Well we actually told the agent to put in an offer of $X and she came back with the lower figure. She could easily have given the landlord our offer and got some extra commission - I think it was Mini-S's fault with his big blue eyes, she was smitten
OK, I accept what you are saying about the older places, yes probably in Mid-levels the buildings are better-maintained.
Thank you for taking the time to come back and explain your points in further detail.

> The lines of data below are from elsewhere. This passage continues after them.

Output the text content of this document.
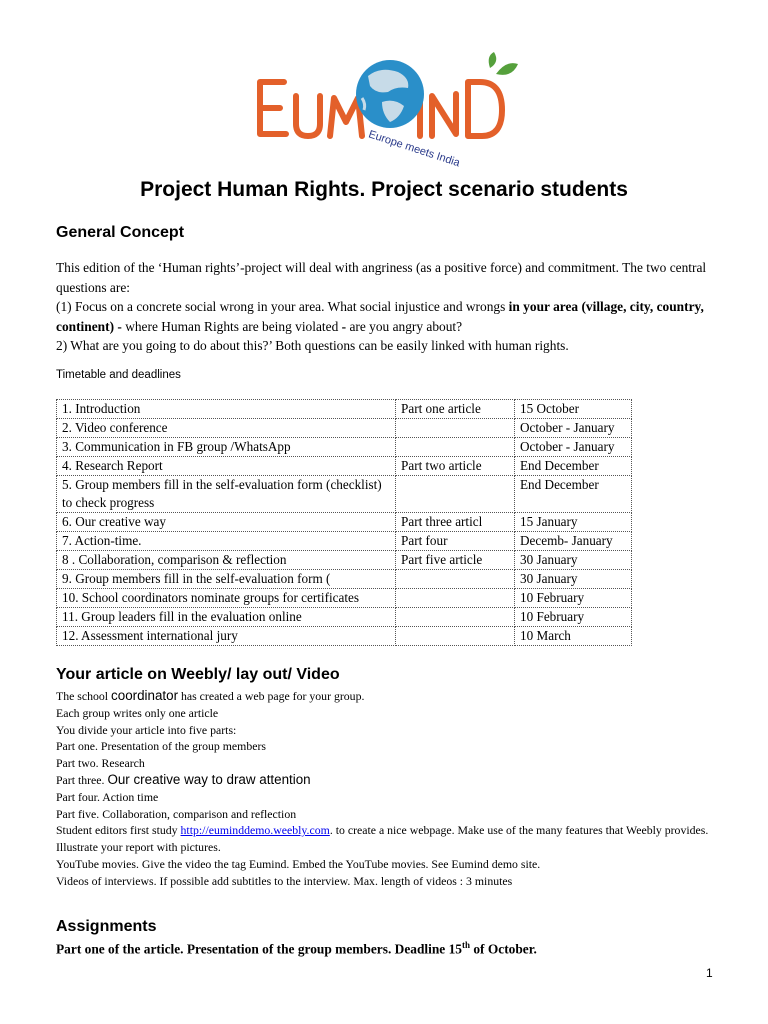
Europe meets India
Project Human Rights. Project scenario students
General Concept

This edition of the ‘Human rights’-project will deal with angriness (as a positive force) and commitment. The two central questions are:

(1) Focus on a concrete social wrong in your area. What social injustice and wrongs in your area (village, city, country, continent) - where Human Rights are being violated - are you angry about?

2) What are you going to do about this?’ Both questions can be easily linked with human rights.

Timetable and deadlines
1. Introduction	Part one article	15 October
2. Video conference		October - January
3. Communication in FB group /WhatsApp		October - January
4. Research Report	Part two article	End December
5. Group members fill in the self-evaluation form (checklist) to check progress		End December
6. Our creative way	Part three articl	15 January
7. Action-time.	Part four	Decemb- January
8 . Collaboration, comparison & reflection	Part five article	30 January
9. Group members fill in the self-evaluation form (		30 January
10. School coordinators nominate groups for certificates		10 February
11. Group leaders fill in the evaluation online		10 February
12. Assessment international jury		10 March
Your article on Weebly/ lay out/ Video
The school coordinator has created a web page for your group.
Each group writes only one article
You divide your article into five parts:
Part one. Presentation of the group members
Part two. Research
Part three. Our creative way to draw attention
Part four. Action time
Part five. Collaboration, comparison and reflection
Student editors first study http://euminddemo.weebly.com. to create a nice webpage. Make use of the many features that Weebly provides.
Illustrate your report with pictures.
YouTube movies. Give the video the tag Eumind. Embed the YouTube movies. See Eumind demo site.
Videos of interviews. If possible add subtitles to the interview. Max. length of videos : 3 minutes
Assignments
Part one of the article. Presentation of the group members. Deadline 15th of October.
1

Re the stamp duty point, if it operates in the same way as, for example, stamp duty on the sale of shares or sale of a property, then what this allows is a legal entitlement to the tenancy. This means that the tenant (and landlord) can rely on the tenancy agreement and any statutory rights arising from the relationship of landlord and tenant.
On this basis, it is not illegal to have your tenancy agreement unstamped. It just means that you cannot rely on any tenancy protections. It would, however, be foolish. You are then (at best) able to claim a beneficial ownership but have very little in terms of evidence to prove it.
It is a legal requirement to have your tenancy agreements stamped.
STAMP DUTY ORDINANCE - SECT 4 Charging of, liability for, and recovery of stamp duty
...(1) Subject to this Ordinance, every instrument, wherever executed, specified
in the First Schedule shall be chargeable with the stamp duty specified in
respect thereof in that Schedule, and the headings, notes and explanations in
that Schedule shall have effect accordingly.
(3) If any instrument chargeable with stamp duty is not duly stamped, the
person or persons respectively specified in section 13(10), 19 or 20 or the
First Schedule as being liable for stamping such instrument, and any person
who uses such instrument, shall be liable, or jointly and severally liable, as
the case may be, civilly to the Collector for the payment of the stamp duty
and any penalty payable under section 9, and may be proceeded against without
reference to any civil liability of such person inter se for the payment
Maybe I was lucky, my agent was amazing, totally great guy. Sucked as an agent though as he quit a month later as his sales figures were terrible. But he helped me get all the utilities and internet setup while I was away at work and even sat in my empty apartment for 4 hours waiting for my furniture to be delivered.
I find that newbie agents are nicer as they have not learned to be cut throat yet. The ones that have been at the game a long time are really sharp.
Mid-levels and South side make up a small portion of Hong Kong buildings, so when I said many, I was thinking about all the buildings I have seen in HK. Sham Shui Po, Kwun Tong, Mongkok.
@satay sue, glad to see we cleared things up.
Whoops, I was wrong about stamp duty not being illegal. Thanks for pointing that out, TB. That was useful to clarify.
I think the effect still applies: if you don't stamp your tenancy agreement, you will not be able to rely on it. This in most cases affects the tenant more than the landlord.
I guess it cuts both ways if you don't pay stamp.
If the tenant stops paying rent I would imagine there are harder or fewer legal avenues available to reclaim the property and the missing rent.
I've often had agents say "Do you want to pay stamp duty? The landlord doesn't care" but I've always paid it. I think it's less than $100 each so why not?